I have hidden my depression during every episode, all the while praying someone would give me a lifeline and permission to not be okay.

Permission, no matter what you need permission for, can only come from you, and so will the strength to move forward. Others may very well you give you permission, encouragement, and boundless love, but until it comes from you, it is basically just lovely background music. Heard but not acknowledged. The permission HAS to come from within, as does resolve.

In my three decades on Earth, no person has ever told me to work harder. It is quite the opposite. At least once a month, someone tells me to rest, relax, delegate, outsource, take a break or a day off. The flu notwithstanding, Valentine’s Day was the first day of my life in which I gave myself permission to just lay in bed and do nothing…and then did it. It’s a silly thing, but it is significant.

The key factor is mindset, not ability. You are not expected to have every skill you need to attain your goals, heal yourself, establish yourself, etc. However, it is 1000% up to you how you progress through life. It is all on you. Others are there to teach, guide and support, but every action and step is yours to own.

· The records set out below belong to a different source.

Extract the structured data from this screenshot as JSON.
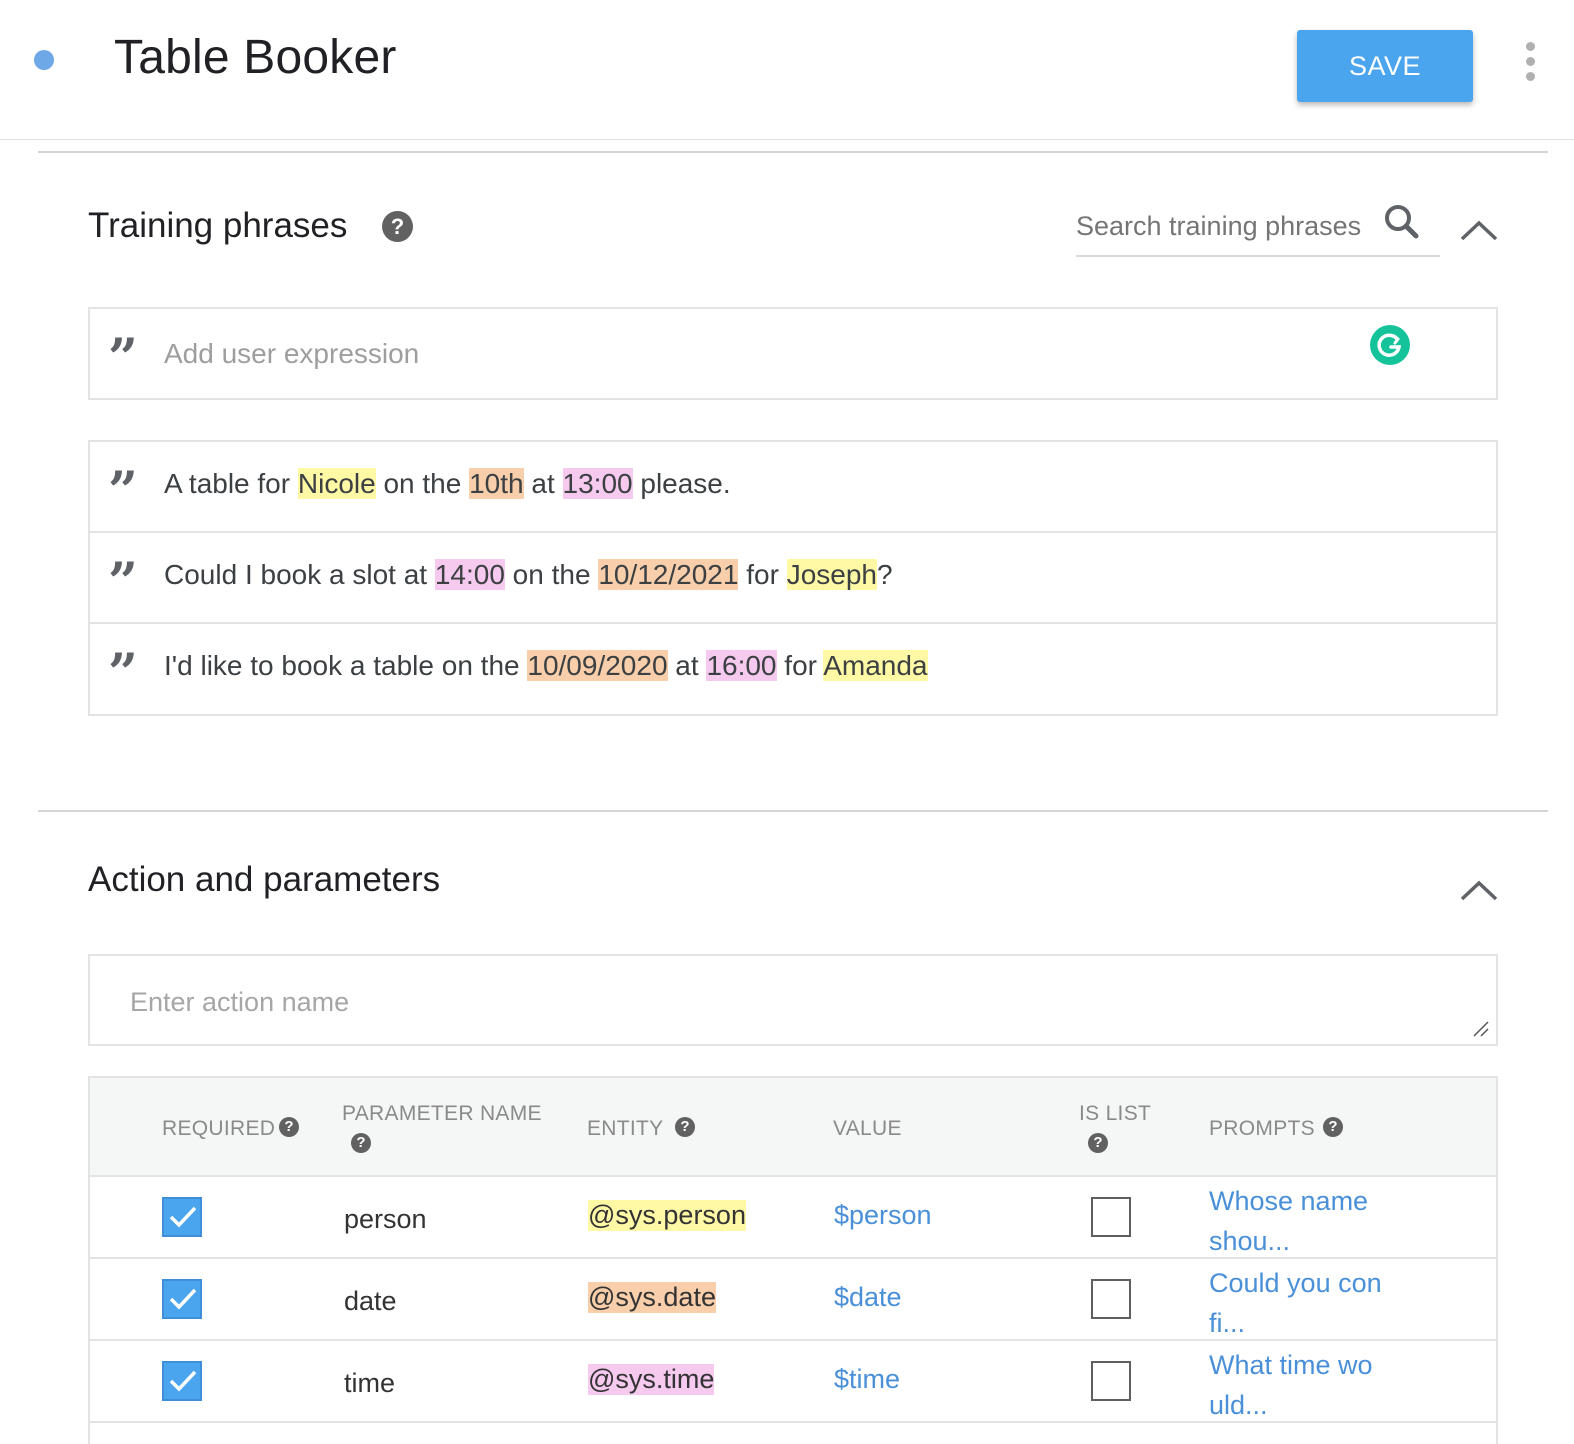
{
  "header": {
    "title": "Table Booker",
    "save_label": "SAVE"
  },
  "training": {
    "title": "Training phrases",
    "help": "?",
    "search_placeholder": "Search training phrases",
    "add_placeholder": "Add user expression",
    "quote_glyph": "”",
    "phrases": [
      [
        {
          "text": "A table for ",
          "type": ""
        },
        {
          "text": "Nicole",
          "type": "person"
        },
        {
          "text": " on the ",
          "type": ""
        },
        {
          "text": "10th",
          "type": "date"
        },
        {
          "text": " at ",
          "type": ""
        },
        {
          "text": "13:00",
          "type": "time"
        },
        {
          "text": " please.",
          "type": ""
        }
      ],
      [
        {
          "text": "Could I book a slot at ",
          "type": ""
        },
        {
          "text": "14:00",
          "type": "time"
        },
        {
          "text": " on the ",
          "type": ""
        },
        {
          "text": "10/12/2021",
          "type": "date"
        },
        {
          "text": " for ",
          "type": ""
        },
        {
          "text": "Joseph",
          "type": "person"
        },
        {
          "text": "?",
          "type": ""
        }
      ],
      [
        {
          "text": "I'd like to book a table on the ",
          "type": ""
        },
        {
          "text": "10/09/2020",
          "type": "date"
        },
        {
          "text": " at ",
          "type": ""
        },
        {
          "text": "16:00",
          "type": "time"
        },
        {
          "text": " for ",
          "type": ""
        },
        {
          "text": "Amanda",
          "type": "person"
        }
      ]
    ]
  },
  "action": {
    "title": "Action and parameters",
    "name_placeholder": "Enter action name",
    "columns": {
      "required": "REQUIRED",
      "parameter_name": "PARAMETER NAME",
      "entity": "ENTITY",
      "value": "VALUE",
      "is_list": "IS LIST",
      "prompts": "PROMPTS"
    },
    "rows": [
      {
        "required": true,
        "name": "person",
        "entity": "@sys.person",
        "entity_type": "person",
        "value": "$person",
        "is_list": false,
        "prompt": "Whose name shou..."
      },
      {
        "required": true,
        "name": "date",
        "entity": "@sys.date",
        "entity_type": "date",
        "value": "$date",
        "is_list": false,
        "prompt": "Could you con fi..."
      },
      {
        "required": true,
        "name": "time",
        "entity": "@sys.time",
        "entity_type": "time",
        "value": "$time",
        "is_list": false,
        "prompt": "What time wo uld..."
      }
    ]
  },
  "colors": {
    "accent": "#4aa4ee",
    "person_highlight": "#fff9a6",
    "date_highlight": "#f8cfaa",
    "time_highlight": "#f6c9ef",
    "link": "#4a90d9"
  }
}
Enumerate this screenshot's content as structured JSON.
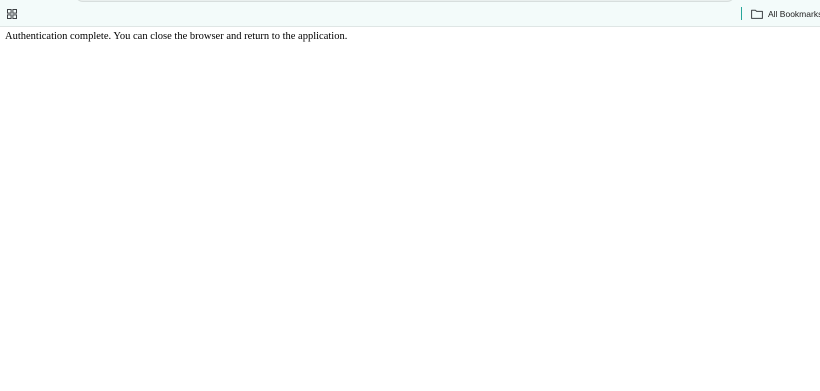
{
  "bookmarks_bar": {
    "apps_icon": "apps-grid-icon",
    "all_bookmarks_icon": "folder-icon",
    "all_bookmarks_label": "All Bookmarks",
    "separator_color": "#26a69a"
  },
  "page": {
    "message": "Authentication complete. You can close the browser and return to the application."
  }
}
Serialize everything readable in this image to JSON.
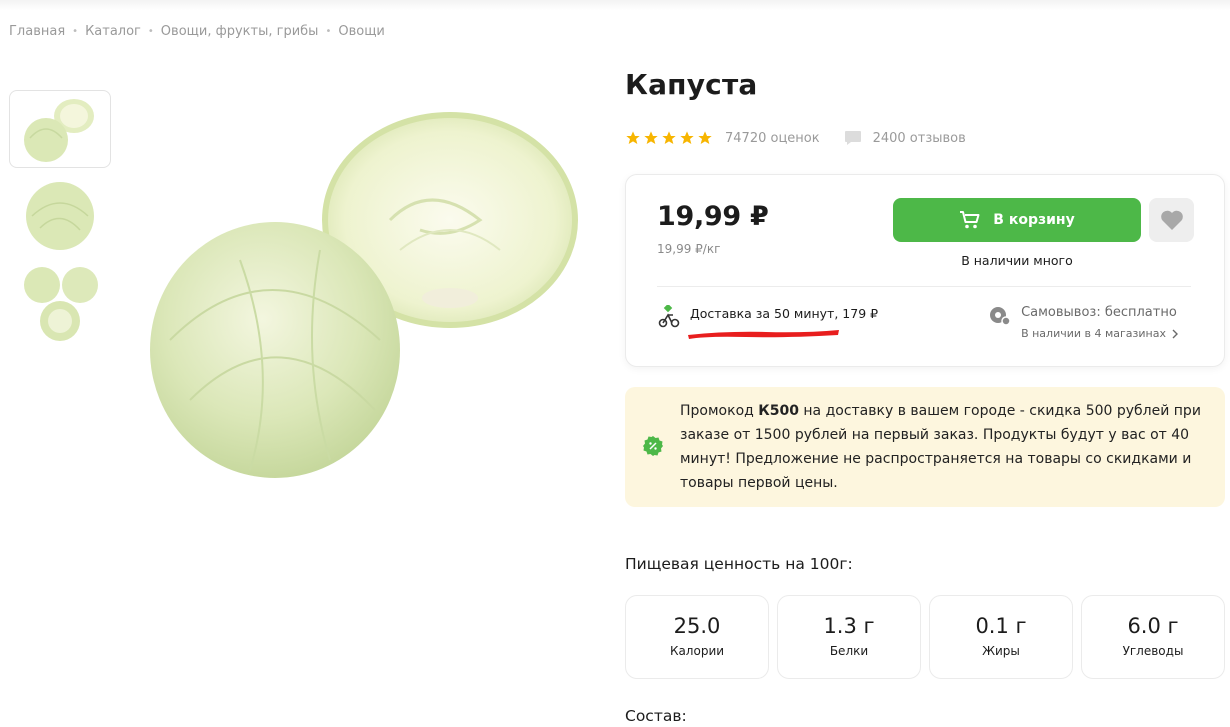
{
  "breadcrumb": [
    "Главная",
    "Каталог",
    "Овощи, фрукты, грибы",
    "Овощи"
  ],
  "product": {
    "title": "Капуста",
    "rating_count": "74720 оценок",
    "reviews_count": "2400 отзывов",
    "stars": 5
  },
  "price": {
    "value": "19,99 ₽",
    "per_unit": "19,99 ₽/кг",
    "cart_label": "В корзину",
    "stock": "В наличии много"
  },
  "delivery": {
    "text": "Доставка за 50 минут, 179 ₽"
  },
  "pickup": {
    "title": "Самовывоз: бесплатно",
    "link": "В наличии в 4 магазинах"
  },
  "promo": {
    "before": "Промокод ",
    "code": "К500",
    "after": " на доставку в вашем городе - скидка 500 рублей при заказе от 1500 рублей на первый заказ. Продукты будут у вас от 40 минут! Предложение не распространяется на товары со скидками и товары первой цены."
  },
  "nutrition": {
    "title": "Пищевая ценность на 100г:",
    "items": [
      {
        "value": "25.0",
        "label": "Калории"
      },
      {
        "value": "1.3 г",
        "label": "Белки"
      },
      {
        "value": "0.1 г",
        "label": "Жиры"
      },
      {
        "value": "6.0 г",
        "label": "Углеводы"
      }
    ]
  },
  "composition_title": "Состав:",
  "colors": {
    "accent_green": "#4db848",
    "star": "#f7b500",
    "promo_bg": "#fdf6de"
  }
}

Your ability to sort out what belongs on your path and what doesn’t is perhaps the most important ability you have.

Frederic Hudson and Pamela McLean Life Launch: A Passionate Guide to the Rest of your Life

You are not alone, though sometimes you may get lonely. You are not damaged, even though you may be a bit chipped. You are not alone, though sometimes you will feel like the black sheep. You can’t possibly be alone when you have your will and a mirror. You have yourself.

First and foremost, that has to be enough. You have to be enough. You are enough.

As we close out Love Yourself Month, my prayer is that more people move into March, really recognizing their own strength and beauty and gain the ability to call those things to the forefront.